Whole-Genome Sequencing of Six Borrelia miyamotoi Clinical Strains Isolated in Russia.

Here, we report the whole-genome sequence of six clinical Borrelia miyamotoi isolates from the Russian Federation. Using two independent next-generation sequencing platforms, we determined the complete sequence of the chromosome and several plasmids. All strains have an Asian genotype with 99.8% chromosome nucleotide similarity with B. miyamotoi strain FR64b.

GENOME ANNOUNCEMENT

Studies on the emerging human tick-borne pathogen, Borrelia miyamotoi, are cumbersome, since only a limited set of strains are available and sequenced to date (1–4). We previously isolated six clinical strains from blood of Russian patients with acute Borrelia miyamotoi disease in Izhevsk City (strains Izh-4, Izh-5, Izh-14, and Izh-16) and Yekaterinburg City (strains Yekat-1 and Yekat-6) in 2016 (5).

Low-passage isolates were grown in vitro and total DNA was extracted using the DNeasy blood and tissue kit and Qiagen Tip-100 prep (Qiagen) for sequencing using MiSeq and MinION platforms, respectively. In addition, to increase the reliability of the assembly of individual plasmids, we separated DNA by pulsed-field gel electrophoresis (PFGE); 8 to 11 extrachromosomal fragments per isolate—ranging from 5 to 73 kb—were cut out from gels and dissolved in Agarose Dissolving Buffer (Zymoresearch). DNA was extracted using the DNeasy blood and tissue kit, and DNA libraries were prepared using the NexteraXT DNA library kit (Illumina), with a distinct barcode for each fragment. Next, DNA libraries were sequenced using the MiSeq platform and 500-cycle V2 reagent kit (Illumina). Adapter sequences were removed from the Illumina reads by BBTools (https://sourceforge.net/projects/bbmap/). The Native barcoding kit 1D (EXP-NBD103) was used together with the Ligation sequencing kit (SQK-LSK108) to prepare Nanopore sequencing libraries from total DNA. One R9.4 MinION flow cell was used for six multiplexed DNA samples. Base calling of MinION sequences was performed using Albacore v1.1.0, and adapters were removed by Porechop (https://github.com/rrwick/Porechop).

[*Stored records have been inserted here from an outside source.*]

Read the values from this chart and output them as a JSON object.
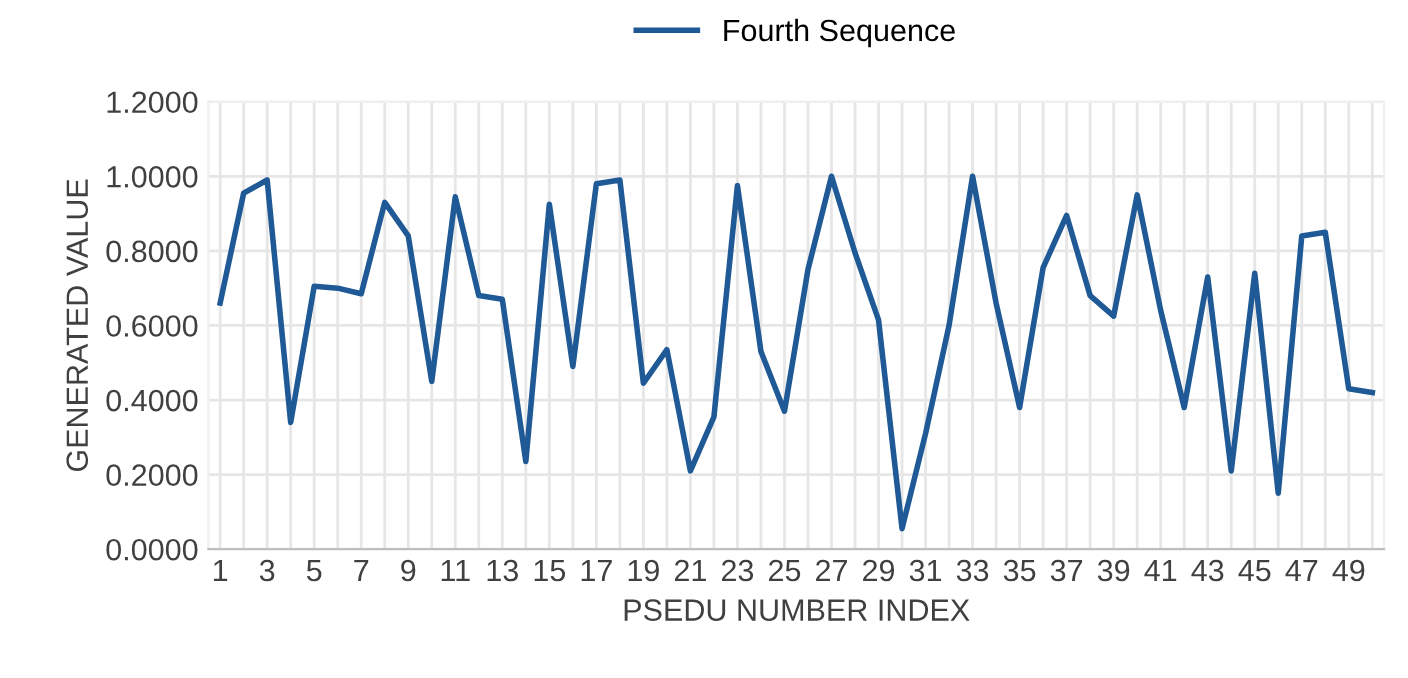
{
  "chart_data": {
    "type": "line",
    "xlabel": "PSEDU NUMBER INDEX",
    "ylabel": "GENERATED VALUE",
    "categories": [
      "1",
      null,
      "3",
      null,
      "5",
      null,
      "7",
      null,
      "9",
      null,
      "11",
      null,
      "13",
      null,
      "15",
      null,
      "17",
      null,
      "19",
      null,
      "21",
      null,
      "23",
      null,
      "25",
      null,
      "27",
      null,
      "29",
      null,
      "31",
      null,
      "33",
      null,
      "35",
      null,
      "37",
      null,
      "39",
      null,
      "41",
      null,
      "43",
      null,
      "45",
      null,
      "47",
      null,
      "49",
      null
    ],
    "series": [
      {
        "name": "Fourth Sequence",
        "color": "#1f5a96",
        "values": [
          0.66,
          0.955,
          0.99,
          0.34,
          0.705,
          0.7,
          0.685,
          0.93,
          0.84,
          0.45,
          0.945,
          0.68,
          0.67,
          0.235,
          0.925,
          0.49,
          0.98,
          0.99,
          0.445,
          0.535,
          0.21,
          0.355,
          0.975,
          0.53,
          0.37,
          0.75,
          1.0,
          0.795,
          0.615,
          0.055,
          0.31,
          0.6,
          1.0,
          0.66,
          0.38,
          0.755,
          0.895,
          0.68,
          0.625,
          0.95,
          0.64,
          0.38,
          0.73,
          0.21,
          0.74,
          0.15,
          0.84,
          0.85,
          0.43,
          0.42
        ]
      }
    ],
    "ylim": [
      0,
      1.2
    ],
    "yticks": [
      {
        "value": 0,
        "label": "0.0000"
      },
      {
        "value": 0.2,
        "label": "0.2000"
      },
      {
        "value": 0.4,
        "label": "0.4000"
      },
      {
        "value": 0.6,
        "label": "0.6000"
      },
      {
        "value": 0.8,
        "label": "0.8000"
      },
      {
        "value": 1.0,
        "label": "1.0000"
      },
      {
        "value": 1.2,
        "label": "1.2000"
      }
    ],
    "grid": true,
    "legend": "top",
    "marker": "none",
    "line_style": "solid"
  }
}
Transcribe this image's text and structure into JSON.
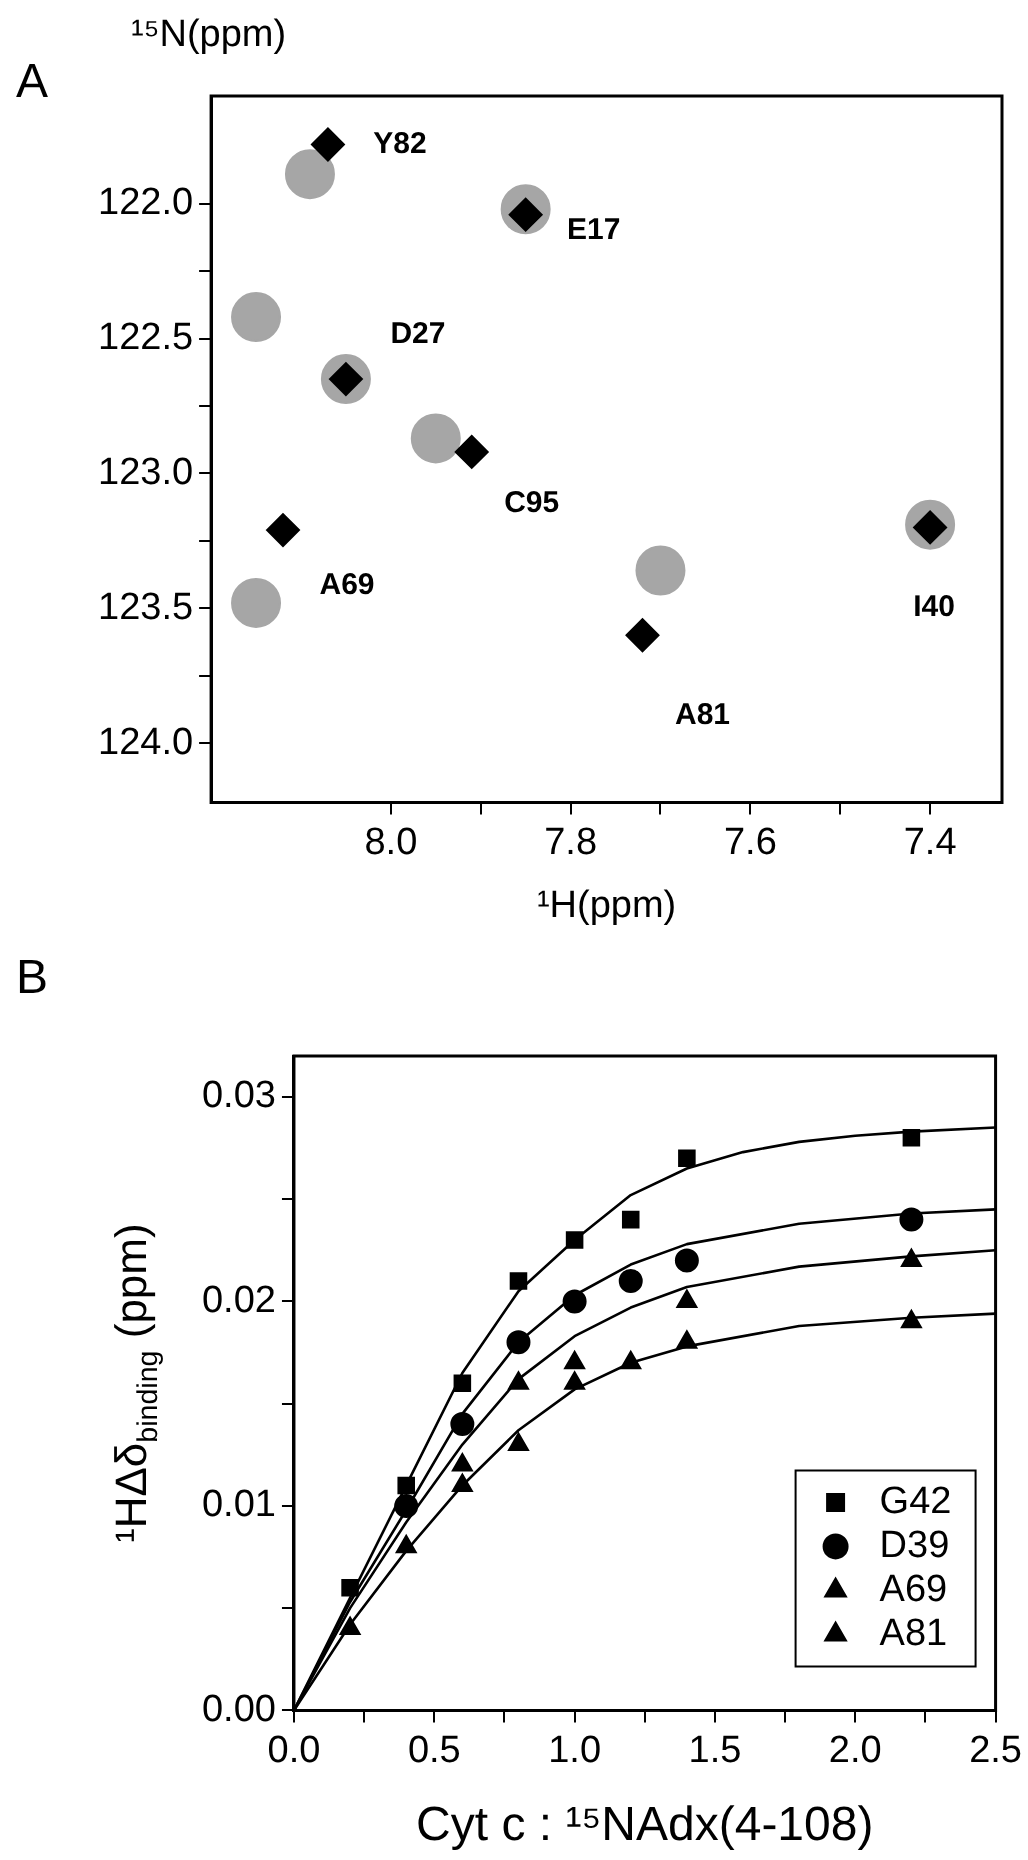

The hybrid de novo assembly of Illumina and Nanopore reads was done using Unicycler v0.3.1 (6). We performed separate assemblies of Illumina reads relating to a particular PFGE fragment, aided by the long corresponding Nanopore reads. Subsequently, the contigs from independent assemblies of each isolate were compared and clustered (when >98% similar) by CD-HIT-EST (https://github.com/weizhongli/cdhit) in order to leave only one representative contig from each cluster. The accuracy of our assembly was checked by mapping back short and long reads to each individual contig with strict parameters. Subsequently, contigs containing gaps and/or inconsistent mapping, detected by manual curation and analysis by the REAPR v1.0.18 tool (7), were removed.

We obtained 17 to 20 contigs for each isolate with a read coverage for each contig more than 200×. These contigs included the complete linear chromosomes, several complete plasmids (lp72, cp2, lp41, lp23, and lp6), complete or incomplete hypothetical plasmids (characterized by previously unknown variants of the PFam32 gene [8]), and nontypeable contigs (without the PFam32 gene). Linear chromosomes of the six clinical isolates ranged from 906,129 bp to 906,582 bp and included 828 or 829 protein-coding sequences (CDS), 3 rRNAs, and 31 tRNAs. Interestingly, all isolates had similar lp41 plasmids, yet with highly variable 3′ ends due to different content of genes cassette coding immunodominant variable major proteins (VMP) and including VMP variant expressed by an isolate (4, 9).

Our findings form the basis for future comparative genomics of B. miyamotoi isolates and will stimulate further fundamental research, as well as the development of molecular diagnostic tools and epidemiological surveillance of this emerging human pathogen.

Accession number(s).

The sequences of the chromosomes and complete or incomplete plasmids of Izh-4, Izh-5, Izh-14, Izh-16, Yekat-1, and Yekat-6 isolates were deposited in the GenBank/DDBJ/EMBL database under accession numbers CP024390 to CP024407, CP024205 to CP024222, CP024371 to CP024389, CP024351 to CP024370, CP024333 to CP024350, and CP024316 to CP024332, respectively (BioProject PRJNA406856 and BioSamples SAMN07572561, SAMN07572562, SAMN07572563, SAMN07572564, SAMN07572565, and SAMN07572566).